Erwachsen werden: mehr als nur die volle Geschäftsfähigkeit

Erwachsen werden hat nicht nur Vorteile, ist jedoch eine aufregende Herausforderungen, die neue Möglichkeiten mit sich bringt und interessante Welten öffnet.
Erwachsen werden: mehr als nur die volle Geschäftsfähigkeit

Letzte Aktualisierung: 02. März 2022

Ab wann beginnt eigentlich das “Erwachsensein”? Im Bürgerlichen Gesetzbuch ist der Begriff tatsächlich definiert. Personen unter 18 Jahre werden als minderjährig geführt. All diejenigen, die das 18. Lebensjahr erreicht haben, gelten fortan als erwachsen. Doch was hat das für Auswirkungen? Wir analysieren nachfolgend, welche Dinge der Erwachsenenstatus früher oder später unwillkürlich mit sich bringt.

Erwachsen werden bedeutet, Verantwortung übernehmen

Bis zum 18. Lebensjahr verläuft das Leben von Kindern und Jugendlichen vergleichsweise einfach und unbeschwert. Auch, wenn sie Unfug anstellen, können sie dafür nur bedingt haftbar gemacht werden. Ernste Konsequenzen drohen häufig nicht.

Vor allem jüngere Kinder finden in den ersten Lebensjahren Gefallen daran, ihre Eltern zu imitieren. Dadurch lernen sie, entdecken die Welt auf ihre Weise und sehen in den Erwachsenen Vorbilder. Der Ernsthaftigkeit des Lebens müssen sich die Kinder noch nicht stellen und das ist für die unbeschwerte Entwicklung auch genau richtig so.

Bis zur Vollendung des siebten Lebensjahres ist die Haftung von Kindern ausgeschlossen, außer wenn sie vorsätzlich Schäden verursachen. Diese Vorsätzlichkeit muss jedoch im Einzelfall genau geprüft werden und hängt unter anderem vom Entwicklungsstand des Kindes ab. Anders ist es im Straßenverkehr: Hier gilt die Haftbarkeit erst ab dem 10. Lebensjahr, da Kinder die Verkehrsregeln zuerst lernen müssen.

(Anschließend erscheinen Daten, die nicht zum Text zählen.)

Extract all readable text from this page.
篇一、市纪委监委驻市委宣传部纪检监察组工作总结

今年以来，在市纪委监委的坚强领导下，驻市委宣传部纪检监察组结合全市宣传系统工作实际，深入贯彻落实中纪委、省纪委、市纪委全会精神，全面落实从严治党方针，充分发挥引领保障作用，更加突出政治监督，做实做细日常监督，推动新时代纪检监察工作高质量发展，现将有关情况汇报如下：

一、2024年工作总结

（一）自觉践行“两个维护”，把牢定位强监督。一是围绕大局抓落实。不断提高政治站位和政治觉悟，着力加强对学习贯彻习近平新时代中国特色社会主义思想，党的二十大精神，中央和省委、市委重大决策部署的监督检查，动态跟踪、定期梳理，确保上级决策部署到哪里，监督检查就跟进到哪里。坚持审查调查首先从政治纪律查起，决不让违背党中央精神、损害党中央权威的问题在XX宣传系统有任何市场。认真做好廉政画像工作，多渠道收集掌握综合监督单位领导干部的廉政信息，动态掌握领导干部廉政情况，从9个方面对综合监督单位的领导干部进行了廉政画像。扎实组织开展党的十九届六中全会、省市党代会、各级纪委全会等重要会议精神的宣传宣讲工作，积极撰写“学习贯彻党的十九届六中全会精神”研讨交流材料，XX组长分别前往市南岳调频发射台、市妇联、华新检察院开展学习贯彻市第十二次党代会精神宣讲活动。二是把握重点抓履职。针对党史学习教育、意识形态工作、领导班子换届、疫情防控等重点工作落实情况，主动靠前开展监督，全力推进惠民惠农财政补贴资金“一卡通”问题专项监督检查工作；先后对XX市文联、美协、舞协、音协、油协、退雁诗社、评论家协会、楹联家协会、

erwachsen sein und studieren

Erwachsen werden: finanzielle Verantwortungen

Ab dem 18. Lebensjahr ändert sich im Bereich der Finanzen vieles. Mussten sich junge Erwachsene bis dahin vor allem um die Verwaltung ihrer Taschengeldbeträge kümmern, stehen nun ganz neue Aufgaben an. Spätestens mit 18 Jahren beginnen viele junge Erwachsene ein Studium oder eine Ausbildung.

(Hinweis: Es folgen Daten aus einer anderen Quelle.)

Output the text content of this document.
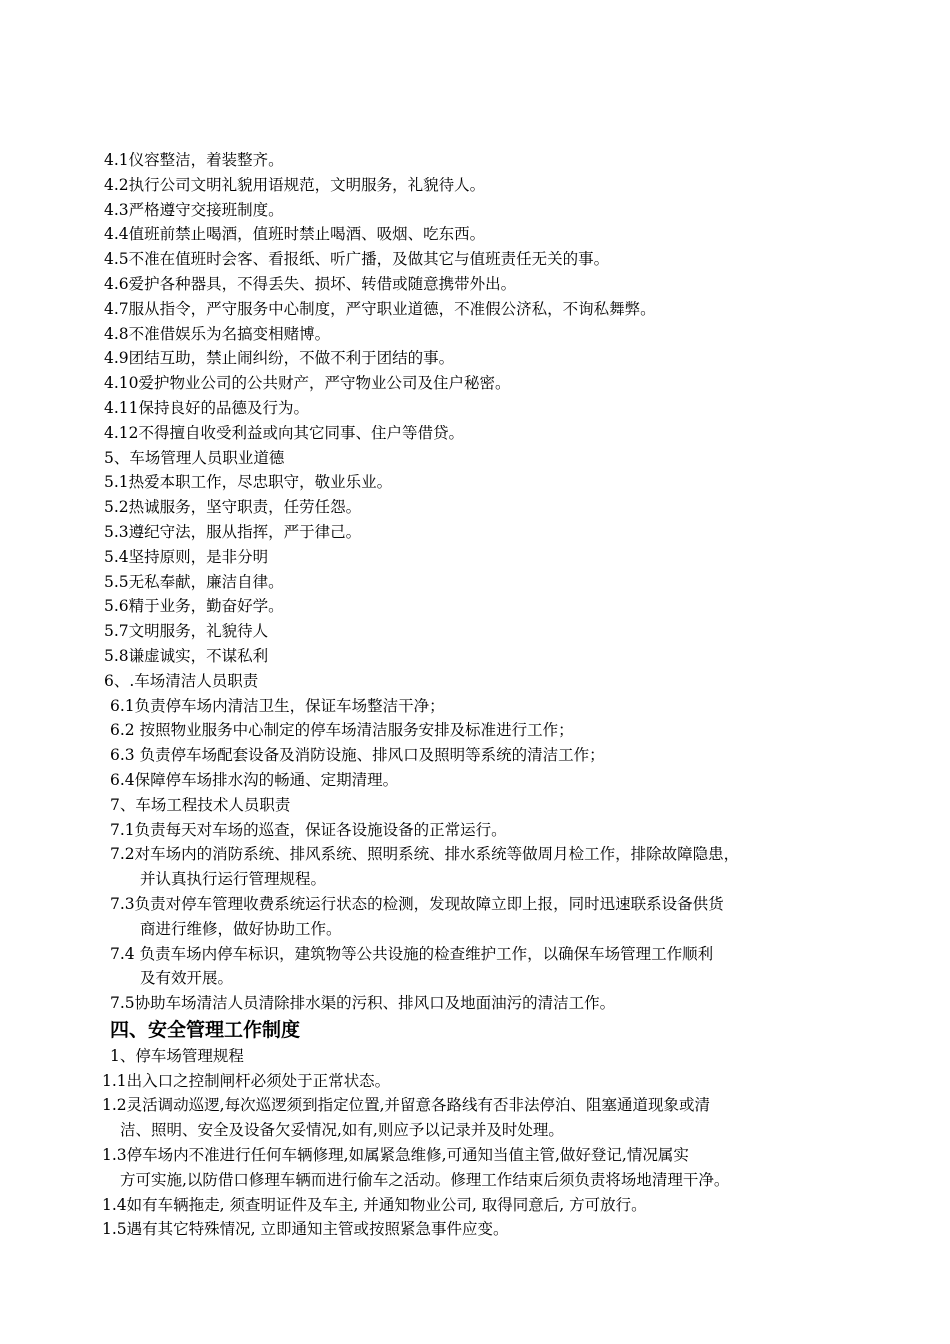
4.1仪容整洁，着装整齐。
4.2执行公司文明礼貌用语规范，文明服务，礼貌待人。
4.3严格遵守交接班制度。
4.4值班前禁止喝酒，值班时禁止喝酒、吸烟、吃东西。
4.5不准在值班时会客、看报纸、听广播，及做其它与值班责任无关的事。
4.6爱护各种器具，不得丢失、损坏、转借或随意携带外出。
4.7服从指令，严守服务中心制度，严守职业道德，不准假公济私，不询私舞弊。
4.8不准借娱乐为名搞变相赌博。
4.9团结互助，禁止闹纠纷，不做不利于团结的事。
4.10爱护物业公司的公共财产，严守物业公司及住户秘密。
4.11保持良好的品德及行为。
4.12不得擅自收受利益或向其它同事、住户等借贷。
5、车场管理人员职业道德
5.1热爱本职工作，尽忠职守，敬业乐业。
5.2热诚服务，坚守职责，任劳任怨。
5.3遵纪守法，服从指挥，严于律己。
5.4坚持原则，是非分明
5.5无私奉献，廉洁自律。
5.6精于业务，勤奋好学。
5.7文明服务，礼貌待人
5.8谦虚诚实，不谋私利
6、.车场清洁人员职责
6.1负责停车场内清洁卫生，保证车场整洁干净；
6.2 按照物业服务中心制定的停车场清洁服务安排及标准进行工作；
6.3 负责停车场配套设备及消防设施、排风口及照明等系统的清洁工作；
6.4保障停车场排水沟的畅通、定期清理。
7、车场工程技术人员职责
7.1负责每天对车场的巡查，保证各设施设备的正常运行。
7.2对车场内的消防系统、排风系统、照明系统、排水系统等做周月检工作，排除故障隐患，
并认真执行运行管理规程。
7.3负责对停车管理收费系统运行状态的检测，发现故障立即上报，同时迅速联系设备供货
商进行维修，做好协助工作。
7.4 负责车场内停车标识，建筑物等公共设施的检查维护工作，以确保车场管理工作顺利
及有效开展。
7.5协助车场清洁人员清除排水渠的污积、排风口及地面油污的清洁工作。
四、安全管理工作制度
1、停车场管理规程
1.1出入口之控制闸杆必须处于正常状态。
1.2灵活调动巡逻,每次巡逻须到指定位置,并留意各路线有否非法停泊、阻塞通道现象或清
洁、照明、安全及设备欠妥情况,如有,则应予以记录并及时处理。
1.3停车场内不准进行任何车辆修理,如属紧急维修,可通知当值主管,做好登记,情况属实
方可实施,以防借口修理车辆而进行偷车之活动。修理工作结束后须负责将场地清理干净。
1.4如有车辆拖走, 须查明证件及车主, 并通知物业公司, 取得同意后, 方可放行。
1.5遇有其它特殊情况, 立即通知主管或按照紧急事件应变。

Das monatliche Budget will vernünftig verwaltet werden, damit am Ende kein Minus auf dem Konto oder in der Haushaltskasse herrscht. Erwachsene müssen wissen, wie sie ihre Finanzen im Blick behalten. Junge Menschen können sich zur Finanzplanung beispielsweise ein Haushaltsbuch anfertigen und die Einnahmen und Ausgaben eintragen. So zeigt sich ganz genau, ob es Sparpotenzial gibt oder ob das Geld bis zum Monatsende reicht.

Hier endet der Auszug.